Comparison of the relation between the food-consumption levels and the body weight changes recorded in this paper and the calorie value of total supplies of food moving into civilian consumption (Ministry of Food, 1949, 1951a) shows that during 1944, when the calorie value of the total food supply was just over 3,000 per head per day, adult men and women gained weight; that during 1945, when the calorie value was over 2,900, weight was roughly constant; that during 1946 and the early part of 1947, when the calorie level fell below 2,900 and dissatisfaction over the food supply was voiced publicly, adults lost weight. In 1948, when the calorie level had again risen above 2,900, the trend of 1946 and 1947 was reversed.

The authors concluded that the government of the day's advice that an average British adult should consume 2,800 calories a day was 'probably too low'. They suggested that 2,900 calories a day was closer to what was needed to maintain a healthy weight. This was based on empirical data that showed that people tended to lose weight if they consumed less than that.

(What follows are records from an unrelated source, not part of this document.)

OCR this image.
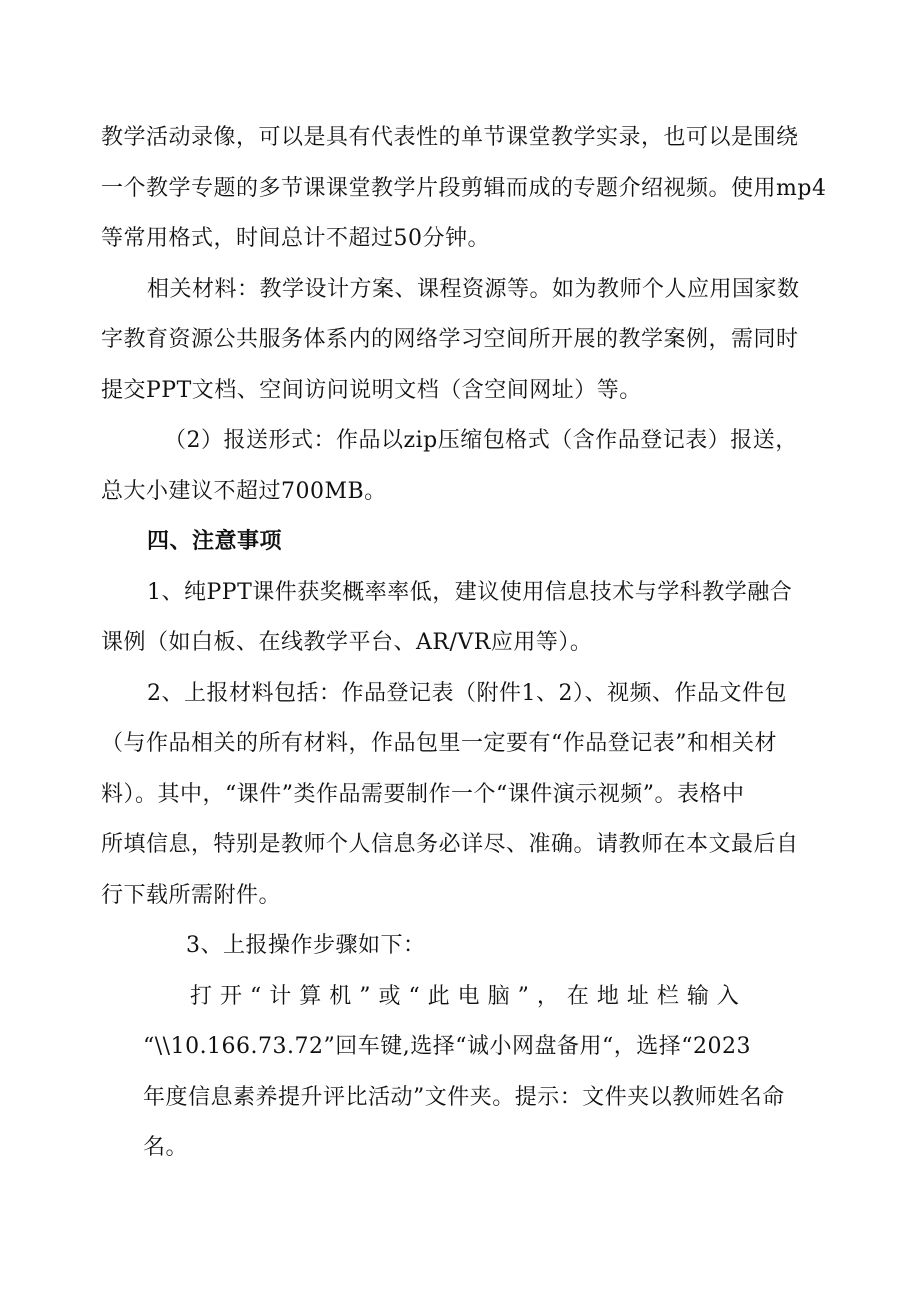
教学活动录像，可以是具有代表性的单节课堂教学实录，也可以是围绕
一个教学专题的多节课课堂教学片段剪辑而成的专题介绍视频。使用mp4
等常用格式，时间总计不超过50分钟。
相关材料：教学设计方案、课程资源等。如为教师个人应用国家数
字教育资源公共服务体系内的网络学习空间所开展的教学案例，需同时
提交PPT文档、空间访问说明文档（含空间网址）等。
（2）报送形式：作品以zip压缩包格式（含作品登记表）报送，
总大小建议不超过700MB。
四、注意事项
1、纯PPT课件获奖概率率低，建议使用信息技术与学科教学融合
课例（如白板、在线教学平台、AR/VR应用等）。
2、上报材料包括：作品登记表（附件1、2）、视频、作品文件包
（与作品相关的所有材料，作品包里一定要有“作品登记表”和相关材
料）。其中，“课件”类作品需要制作一个“课件演示视频”。表格中
所填信息，特别是教师个人信息务必详尽、准确。请教师在本文最后自
行下载所需附件。
3、上报操作步骤如下：
打 开 “ 计 算 机 ” 或 “ 此 电 脑 ” ， 在 地 址 栏 输 入
“\\10.166.73.72”回车键,选择“诚小网盘备用“，选择“2023
年度信息素养提升评比活动”文件夹。提示：文件夹以教师姓名命
名。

By contrast, today the government advises the average Briton to consume 2,250 calories a day to maintain a healthy weight. A diet that would be considered as the bare minimum, or even below the minimum, in the 1940s would be enough to make most modern Britons gain weight.

The very fact that government advice on calorie intake has changed so much over the years is, in itself, a stark recognition that we do not need to eat as many calories as we did decades ago. Why? Because we are considerably less physically active than we were decades ago, not only in the workplace, but also in the home.

Moreover, we do—on average—eat fewer calories than we did decades ago, or even a few years ago. You can argue that we are still eating too much (many people obviously are), but to pretend that we are as physically active as ever whilst eating more than ever is a complete inversion of the truth.


3 comments:

Rob_cig said...

Calories are not created equal. The calories from natural fats are beneficial. Calories from gluten-laded carbs are the opposite. Simple counting calories does not explain the obesity issue.

James said...

Hi Chris, you've so brilliantly demolished the myth about rising calories. But is it necessary to state so unequivocally that the problem is less exercise?

I agree it's the most plausible explanation, but there could potentially be others.

Christopher Snowdon said...

Hi James,

I'll return to that question in a future post.